Bayerisches Nationalmuseum: Hund und Herr
Der inzwischen stadtbekannte Mops von Resi-Intendant Andreas Beck hat keinen Eingang gefunden in die große Ausstellung des Bayerischen Nationalmuseums mit dem Titel »Treue Freunde – Menschen und Hunde«. Er lebt ja noch. Für solche gilt wie immer: Hunde müssen draußen bleiben. Ansonsten hält der beste Freund des Menschen derzeit das Museum in 12 Kapiteln aber so was von besetzt. Man fragt sich, wie das Haus diese Meute je wieder vertreiben will. Humor beiseite: Mit zahlreichen Abbildungen, Fotografien, Gemälden, Skulpturen, Zeichnungen, Karikaturen, Groß- und Kleinplastiken aus Porzellan, Holz, Bronze bis hin zu Videos, Büchern, Dokumenten und Textilien nähert man sich dem Hund in der Kulturgeschichte sozusagen umfassend. Selbst eine Hundemumie und eine Dermoplastik fallen auf: eine täuschend echte, lebensgetreue Nachbildung.
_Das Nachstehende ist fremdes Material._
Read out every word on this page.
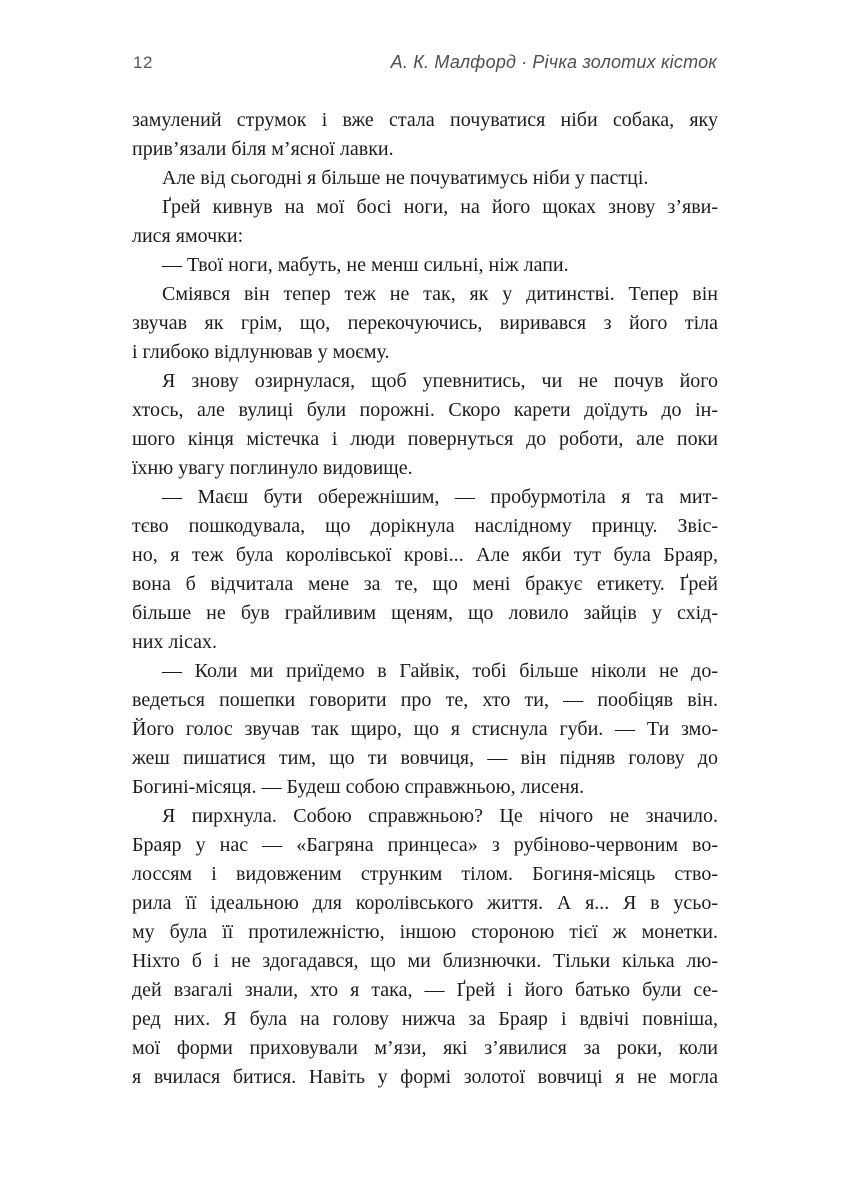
12	А. К. Малфорд · Річка золотих кісток
замулений струмок і вже стала почуватися ніби собака, яку
прив’язали біля м’ясної лавки.
Але від сьогодні я більше не почуватимусь ніби у пастці.
Ґрей кивнув на мої босі ноги, на його щоках знову з’яви-
лися ямочки:
— Твої ноги, мабуть, не менш сильні, ніж лапи.
Сміявся він тепер теж не так, як у дитинстві. Тепер він
звучав як грім, що, перекочуючись, виривався з його тіла
і глибоко відлунював у моєму.
Я знову озирнулася, щоб упевнитись, чи не почув його
хтось, але вулиці були порожні. Скоро карети доїдуть до ін-
шого кінця містечка і люди повернуться до роботи, але поки
їхню увагу поглинуло видовище.
— Маєш бути обережнішим, — пробурмотіла я та мит-
тєво пошкодувала, що дорікнула наслідному принцу. Звіс-
но, я теж була королівської крові... Але якби тут була Браяр,
вона б відчитала мене за те, що мені бракує етикету. Ґрей
більше не був грайливим щеням, що ловило зайців у схід-
них лісах.
— Коли ми приїдемо в Гайвік, тобі більше ніколи не до-
ведеться пошепки говорити про те, хто ти, — пообіцяв він.
Його голос звучав так щиро, що я стиснула губи. — Ти змо-
жеш пишатися тим, що ти вовчиця, — він підняв голову до
Богині-місяця. — Будеш собою справжньою, лисеня.
Я пирхнула. Собою справжньою? Це нічого не значило.
Браяр у нас — «Багряна принцеса» з рубіново-червоним во-
лоссям і видовженим струнким тілом. Богиня-місяць ство-
рила її ідеальною для королівського життя. А я... Я в усьо-
му була її протилежністю, іншою стороною тієї ж монетки.
Ніхто б і не здогадався, що ми близнючки. Тільки кілька лю-
дей взагалі знали, хто я така, — Ґрей і його батько були се-
ред них. Я була на голову нижча за Браяр і вдвічі повніша,
мої форми приховували м’язи, які з’явилися за роки, коли
я вчилася битися. Навіть у формі золотої вовчиці я не могла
Über Jahrhunderte ließen sich Herrscher mit Hunden porträtieren – weil diese ihnen entweder emotional nahe standen oder besonders wackere Tiere waren, die man in Erinnerung behalten wollte. Das wohl älteste domestizierte Tier der Menschheit wurde über Jahrtausende für seine Dienste geschätzt: auf der Jagd, als Wach- und Hütehund, als Zugtier, zum eigenen Schutz. Meistens auch mit einem engen Bezug zum Menschen. Die Schau beginnt mit literarischer Prominenz, mit Bauschan: Thomas Mann hatte seiner Hühnerhund-Mischlingsdame nicht nur sein Herz geschenkt, sondern ihr auch ein Buch gewidmet. In dem kleinen Band »Herr und Hund«, 1918 geschrieben, beschreibt Mann nicht nur Spaziergänge durch das Münchner Viertel Herzogpark oder entlang der Isar, sondern speziell den Charakter des besonderen Tiers (das 1920 an Lungenentzündung starb).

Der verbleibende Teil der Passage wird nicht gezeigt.